William R. Bennett, a co-inventor of the first gas laser (the helium–neon laser), was the first to observe spectral hole burning effects in gas lasers, and he created the theory of "hole burning" effects in laser oscillation. He was co-discoverer of lasers using electron-impact excitation in each of the noble gases, dissociative excitation transfer in the neon–oxygen laser (the first chemical laser), and collision excitation in several metal-vapor lasers.

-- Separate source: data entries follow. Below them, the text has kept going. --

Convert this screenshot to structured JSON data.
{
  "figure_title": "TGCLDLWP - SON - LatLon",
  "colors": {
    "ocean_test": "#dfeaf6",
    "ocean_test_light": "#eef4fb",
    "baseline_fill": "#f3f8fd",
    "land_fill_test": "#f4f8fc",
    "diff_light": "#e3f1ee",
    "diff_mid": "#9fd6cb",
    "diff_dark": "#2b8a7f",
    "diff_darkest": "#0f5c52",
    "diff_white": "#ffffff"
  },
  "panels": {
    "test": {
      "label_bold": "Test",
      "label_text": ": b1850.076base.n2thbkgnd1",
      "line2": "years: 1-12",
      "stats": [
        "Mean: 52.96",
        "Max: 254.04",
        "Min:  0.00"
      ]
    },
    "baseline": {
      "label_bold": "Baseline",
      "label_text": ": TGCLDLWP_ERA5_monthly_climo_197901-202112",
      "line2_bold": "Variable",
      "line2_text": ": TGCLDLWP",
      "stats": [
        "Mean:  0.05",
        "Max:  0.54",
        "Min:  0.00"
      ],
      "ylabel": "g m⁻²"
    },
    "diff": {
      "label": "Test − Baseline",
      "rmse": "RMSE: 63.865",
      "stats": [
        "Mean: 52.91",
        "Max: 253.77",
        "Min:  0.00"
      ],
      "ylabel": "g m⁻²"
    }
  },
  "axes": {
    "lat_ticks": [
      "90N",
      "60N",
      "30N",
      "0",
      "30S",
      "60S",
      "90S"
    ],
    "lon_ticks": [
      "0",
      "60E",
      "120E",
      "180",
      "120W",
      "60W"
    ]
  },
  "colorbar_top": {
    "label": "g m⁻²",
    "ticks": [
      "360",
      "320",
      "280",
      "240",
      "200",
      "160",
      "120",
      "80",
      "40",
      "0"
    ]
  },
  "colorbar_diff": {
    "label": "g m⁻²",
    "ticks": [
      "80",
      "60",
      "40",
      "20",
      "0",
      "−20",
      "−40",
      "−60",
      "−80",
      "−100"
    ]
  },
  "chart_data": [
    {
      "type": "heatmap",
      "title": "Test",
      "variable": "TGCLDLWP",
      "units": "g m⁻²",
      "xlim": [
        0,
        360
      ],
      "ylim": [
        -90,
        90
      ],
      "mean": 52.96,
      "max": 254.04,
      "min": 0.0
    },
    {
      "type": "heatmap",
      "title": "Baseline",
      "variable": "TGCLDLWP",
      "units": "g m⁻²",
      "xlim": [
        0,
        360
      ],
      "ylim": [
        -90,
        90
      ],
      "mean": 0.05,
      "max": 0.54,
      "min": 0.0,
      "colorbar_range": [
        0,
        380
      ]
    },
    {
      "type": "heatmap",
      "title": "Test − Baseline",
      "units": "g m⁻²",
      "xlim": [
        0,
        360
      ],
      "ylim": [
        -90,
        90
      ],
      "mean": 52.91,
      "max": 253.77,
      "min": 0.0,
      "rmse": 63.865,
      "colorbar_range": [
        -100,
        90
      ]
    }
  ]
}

===Other commercially available types===
- Ar/Kr: A mix of argon and krypton can result in a laser with output wavelengths that appear as white light.
- Helium–cadmium: blue laser emission at 442 nm and ultraviolet at 325 nm.
- Copper vapor: yellow and green emission at 578 nm and 510 nm.

===Experimental===
- Xenon
- Iodine
- Oxygen

==Applications==
- Confocal laser scanning microscopy
- Surgical
- Laser medicine
- High-speed typesetters
- Laser-light shows
- DNA sequencers
- Spectroscopy experiments
- Pumping dye lasers
- Semiconductor wafer inspection
- Direct write high density PCB lithography
- Fiber Bragg Grating production
- Long coherence length models can be used for holography.